Pour palier à ces problèmes, il est nécessaire, d’abord, d’influer sur les politiques en y plaçant l’enjeu de la santé au cœur des préoccupations de développement. En faire une opportunité de démocratie, avec une plus grande participation des usagers et des professionnels à la gouvernance de la santé publique. Une transition organisationnelle qui implique une réduction des inégalités dans l’accès aux soins, une plus grande régulation entre secteur public et privé et la mise en place d’un système de financement transparent et efficient. Ce dernier point, particulièrement, est crucial, car il s’agit pour les pays maghrébins de considérer une réorganisation structurelle de leur système de financement. Le rendre plus universels, plus équitable, plus solidaire, moins opaque. Une étude menée récemment par un institut de recherche méditerranéen, l’Institut de prospective économique du monde méditerranéen(IPEMED), décrivait le financement de la santé publique dans ces pays par une faible part du PIB consacrée à la santé (autour de 5 % ou 6,4% en Tunisie contre 10 % en Europe), par une part trop importante du financement de la dépense de santé assurée par les ménages (autour de 40 %) et par un recours croissant à la médecine privée, plus chère et peu (ou pas) remboursée. Il convient, au regard de cette situation, de faire le constat malheureux d’un accès aux soins de santé très inégalitaire.

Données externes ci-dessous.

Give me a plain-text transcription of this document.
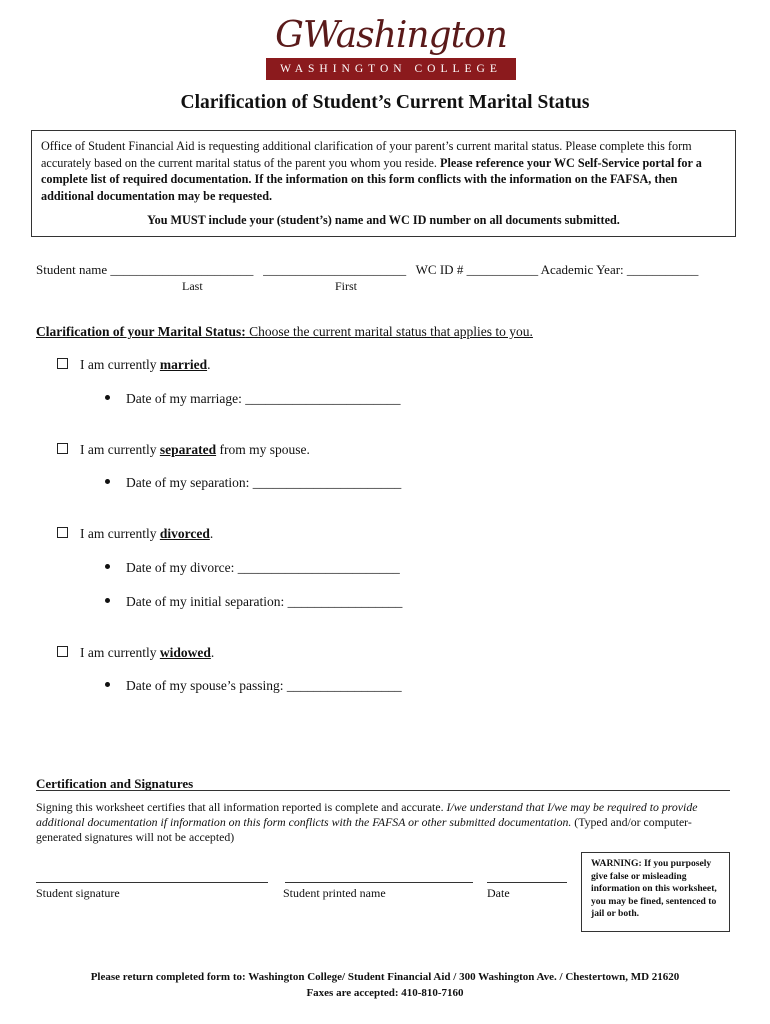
GWashington
WASHINGTON COLLEGE
Clarification of Student’s Current Marital Status
Office of Student Financial Aid is requesting additional clarification of your parent’s current marital status. Please complete this form accurately based on the current marital status of the parent you whom you reside. Please reference your WC Self-Service portal for a complete list of required documentation. If the information on this form conflicts with the information on the FAFSA, then additional documentation may be requested.
You MUST include your (student’s) name and WC ID number on all documents submitted.
Student name ______________________ ______________________ WC ID # ___________ Academic Year: ___________
Last	First
Clarification of your Marital Status: Choose the current marital status that applies to you.
I am currently married.
Date of my marriage: _______________________
I am currently separated from my spouse.
Date of my separation: ______________________
I am currently divorced.
Date of my divorce: ________________________
Date of my initial separation: _________________
I am currently widowed.
Date of my spouse’s passing: _________________
Certification and Signatures
Signing this worksheet certifies that all information reported is complete and accurate. I/we understand that I/we may be required to provide additional documentation if information on this form conflicts with the FAFSA or other submitted documentation. (Typed and/or computer-generated signatures will not be accepted)
Student signature	Student printed name	Date
WARNING: If you purposely give false or misleading information on this worksheet, you may be fined, sentenced to jail or both.
Please return completed form to: Washington College/ Student Financial Aid / 300 Washington Ave. / Chestertown, MD 21620
Faxes are accepted: 410-810-7160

Dans ces conditions, le citoyen-usager a un contrôle bien limité, quasi nul, sur la gestion des deniers publics en matière de santé publique. Une pleine participation de ce dernier dans la gouvernance du système, forcerait les autorités publiques responsables à lui rendre comptes de la gestion qu’ils font des ressources disponible, dont il est le principal bénéficiaire.

Commentaires

  • Bien reçu Hanafi. Un sujet qui passionne et qui n'en fini plus d'être l'objet de nos analyses. Bonnes suites Hanafi. Prof

  • Démocratisation des systèmes de santé dans les pays du Maghreb

    Souvent, trop souvent, les médias se concentrent sur les problèmes de notre système de santé. Cette couverture médiatique doit certainement avoir un effet démobilisant sur tous ces employés qui, somme toute, font un travail fantastique.
    Certes, nous ne pouvons passer sous silence les difficultés de notre système de santé. Plusieurs groupes concernés cherchent des solutions. Le lobbying fait son travail et les enjeux financiers sont très importants. Près de la moitié des deniers publics sont consacrés à la santé.
    La lecture de cet article remet en perspective l’importance de l’accès démocratique au soin de santé. En privatisant des pans de notre système, nous allons favoriser l’apparition de deux classes d’usager : les riches et les autres. Le développement des services se concentrera autour de la clientèle plus riche. La qualité des soins favorise la santé, c’est trivial. La santé est un facteur important de l’enrichissement des sociétés. Nous venons d’amorcer un cercle vicieux augmentant le gouffre entre deux classes d’une société.
    L’accès universel aux soins de santé serait-il un droit fondamental?